We make the User changes in on-prem AD via ADUC.

Then the article's steps are done in Azure AD.

Hi Cary,

If you are syncing to Azure AD your changes first must be on your AD.

This script could help you resolving your issue.

https://gallery.technet.microsoft.com/PowerShell-Script-to-Allow-6b251cb4

Sorry, but having to change a user's password is unacceptable.

Thanks, I'll give that one a look.

Well IF you are changing between federated/managed auth, it's mandatory.

Nope, it isn't mandatory.

Based on the other script given to me by @Nuno Silva here are the commands I ended up using that did NOT require reseting the user's password.

Set-MsolUserPrincipalName -UserPrincipalName User1@contoso.com -NewUserPrincipalName User1@tenantname.onmicrosoft.com

Set-MsolUserPrincipalName -UserPrincipalName User1@tenantname.onmicrosoft.com -NewUserPrincipalName User1@Fabrikam.com

That support article definitely needs some updating.

I modified the script that you showed me and fortunately it didn't require a password change.

Connect-MSOLService
Set-MsolUserPrincipalName -UserPrincipalName User@contoso.com -NewUserPrincipalName User@tenant.onmicrosoft.com
Set-MsolUserPrincipalName -UserPrincipalName User@tenant.onmicrosoft.com -NewUserPrincipalName User@fabrikam.com

That support article definitely needs updating!

I've attempted to reply to this thread twice already but neither has shown up.

Want to thank you for the link as I modified their script and it worked.

And no @Vasil Michev, it did not require a password change for it to work.
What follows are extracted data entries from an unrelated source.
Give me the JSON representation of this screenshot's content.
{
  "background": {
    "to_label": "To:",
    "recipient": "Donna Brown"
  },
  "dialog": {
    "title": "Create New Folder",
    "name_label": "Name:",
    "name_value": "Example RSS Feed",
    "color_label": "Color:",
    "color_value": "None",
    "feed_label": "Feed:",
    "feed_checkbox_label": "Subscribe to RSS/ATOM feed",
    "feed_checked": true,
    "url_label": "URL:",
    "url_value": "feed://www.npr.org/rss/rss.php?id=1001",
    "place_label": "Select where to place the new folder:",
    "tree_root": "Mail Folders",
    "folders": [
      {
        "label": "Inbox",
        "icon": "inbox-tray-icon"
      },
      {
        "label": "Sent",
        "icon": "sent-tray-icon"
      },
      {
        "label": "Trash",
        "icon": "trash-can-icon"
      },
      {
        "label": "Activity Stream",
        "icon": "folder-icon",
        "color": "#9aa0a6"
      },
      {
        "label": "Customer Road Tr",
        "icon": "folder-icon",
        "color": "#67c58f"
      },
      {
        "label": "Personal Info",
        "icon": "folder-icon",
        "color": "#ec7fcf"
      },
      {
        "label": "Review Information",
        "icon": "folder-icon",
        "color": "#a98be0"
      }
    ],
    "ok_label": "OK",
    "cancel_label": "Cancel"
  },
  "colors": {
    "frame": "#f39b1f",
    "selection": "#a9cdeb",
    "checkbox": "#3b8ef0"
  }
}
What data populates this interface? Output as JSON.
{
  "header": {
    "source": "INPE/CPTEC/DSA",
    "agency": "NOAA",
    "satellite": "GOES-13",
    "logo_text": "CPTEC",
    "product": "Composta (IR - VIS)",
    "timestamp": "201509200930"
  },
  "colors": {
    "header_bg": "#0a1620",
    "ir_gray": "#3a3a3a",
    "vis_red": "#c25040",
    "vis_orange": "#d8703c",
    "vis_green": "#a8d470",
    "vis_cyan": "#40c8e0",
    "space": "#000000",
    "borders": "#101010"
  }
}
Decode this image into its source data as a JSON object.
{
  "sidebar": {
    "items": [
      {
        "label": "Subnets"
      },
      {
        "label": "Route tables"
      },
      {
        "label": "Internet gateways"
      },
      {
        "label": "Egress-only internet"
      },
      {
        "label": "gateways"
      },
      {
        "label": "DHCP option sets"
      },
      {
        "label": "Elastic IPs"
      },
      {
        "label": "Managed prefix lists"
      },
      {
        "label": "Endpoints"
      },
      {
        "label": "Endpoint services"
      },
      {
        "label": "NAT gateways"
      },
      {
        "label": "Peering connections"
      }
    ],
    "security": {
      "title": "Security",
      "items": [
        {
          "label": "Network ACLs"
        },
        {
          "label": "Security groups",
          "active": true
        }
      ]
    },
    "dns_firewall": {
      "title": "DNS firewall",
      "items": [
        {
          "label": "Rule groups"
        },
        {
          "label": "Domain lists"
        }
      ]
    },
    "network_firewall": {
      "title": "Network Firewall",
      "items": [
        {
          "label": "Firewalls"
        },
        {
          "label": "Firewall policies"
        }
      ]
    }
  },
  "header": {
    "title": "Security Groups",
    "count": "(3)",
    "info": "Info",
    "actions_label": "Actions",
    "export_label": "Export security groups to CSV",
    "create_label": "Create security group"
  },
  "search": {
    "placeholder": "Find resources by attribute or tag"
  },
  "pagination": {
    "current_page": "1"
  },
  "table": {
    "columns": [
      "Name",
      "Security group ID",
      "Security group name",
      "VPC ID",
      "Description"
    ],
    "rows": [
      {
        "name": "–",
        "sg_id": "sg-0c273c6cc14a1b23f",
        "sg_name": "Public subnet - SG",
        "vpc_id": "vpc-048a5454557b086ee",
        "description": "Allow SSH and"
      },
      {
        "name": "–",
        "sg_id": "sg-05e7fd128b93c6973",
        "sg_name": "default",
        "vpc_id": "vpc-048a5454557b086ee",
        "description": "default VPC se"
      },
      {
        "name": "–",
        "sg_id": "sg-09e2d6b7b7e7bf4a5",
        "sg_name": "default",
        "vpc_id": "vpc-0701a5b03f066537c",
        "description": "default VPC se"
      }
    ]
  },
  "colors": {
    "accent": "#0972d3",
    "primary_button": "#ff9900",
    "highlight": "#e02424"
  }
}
It just required running the proper PowerShell script which the Support document obviously doesn't have.

Great news Cary !

I ran into the same issue and this exchange helped me, but I'd like to add that to me the big difference between the MSOL cmdlets and the Azure AD (new) cmdlets is that the MSOL cmdlet will generate a password for your profile when running it and the AzureAD cmdlets do not. 

In order to fix this issue you first have to change your UPN to match the default domain - for example @tenant.microsoft.com which is a MS domain and since that domain is not a federated one, the user account needs a password.

When setting the UPN to match the default domain using the MSOL cmdlets, I didn't get an error about password profile being empty which was great. The cmdlet worked, however, it returned a random 8 character alphanumeric word each time I executed it when the default domain (@tenant.microsoft.com) was part of the UPN.  This leads me to believe the cmdlet is generating a password and setting it as part of its process for setting the UPN when no password exists in the profile and getting around the error that the Set-AzureADUser cmdlet throws when no password is set in the profile.

When you run the cmdlet the 2nd time and set it to the federated domain name (its a 2 step process to fix this issue), the random alphanumeric 8 character word is not generated which makes sense as the domain the UPN is using is now a federated one and the user will authenticate against your on-premise ADFS instance not against an Azure owned domain (aka default domain).

Thanks, but I ran the script on two test users to change their UPNs, and at no time did I or the scripts change their passwords. It finished successfully both times.

Maybe that isn't how it is supposed to work, but that is how it worked for us.

The command finished successfully for me as well, but whenever I changed the UPN to the default domain (Microsoft's domain) using the MSOL cmdlet it would return at 8 character alphanumber upon completion, but only when I chose Microsoft's domain as the one for the UPN and not my federated one.  

Are you saying if you change your user from the federated domain to the Microsoft default domain that the cmdlet does not return that for you?

Example:

Set-MsolUserPrincipalName -UserPrincipalName justin@mydomain.net -NewUserPrincipalName justin@tenant.microsoft.com

Then I'd see something like the below output to my shell

Bota2317

I'm using powershell verion 5.1 on Windows 10 to run the cmdlet.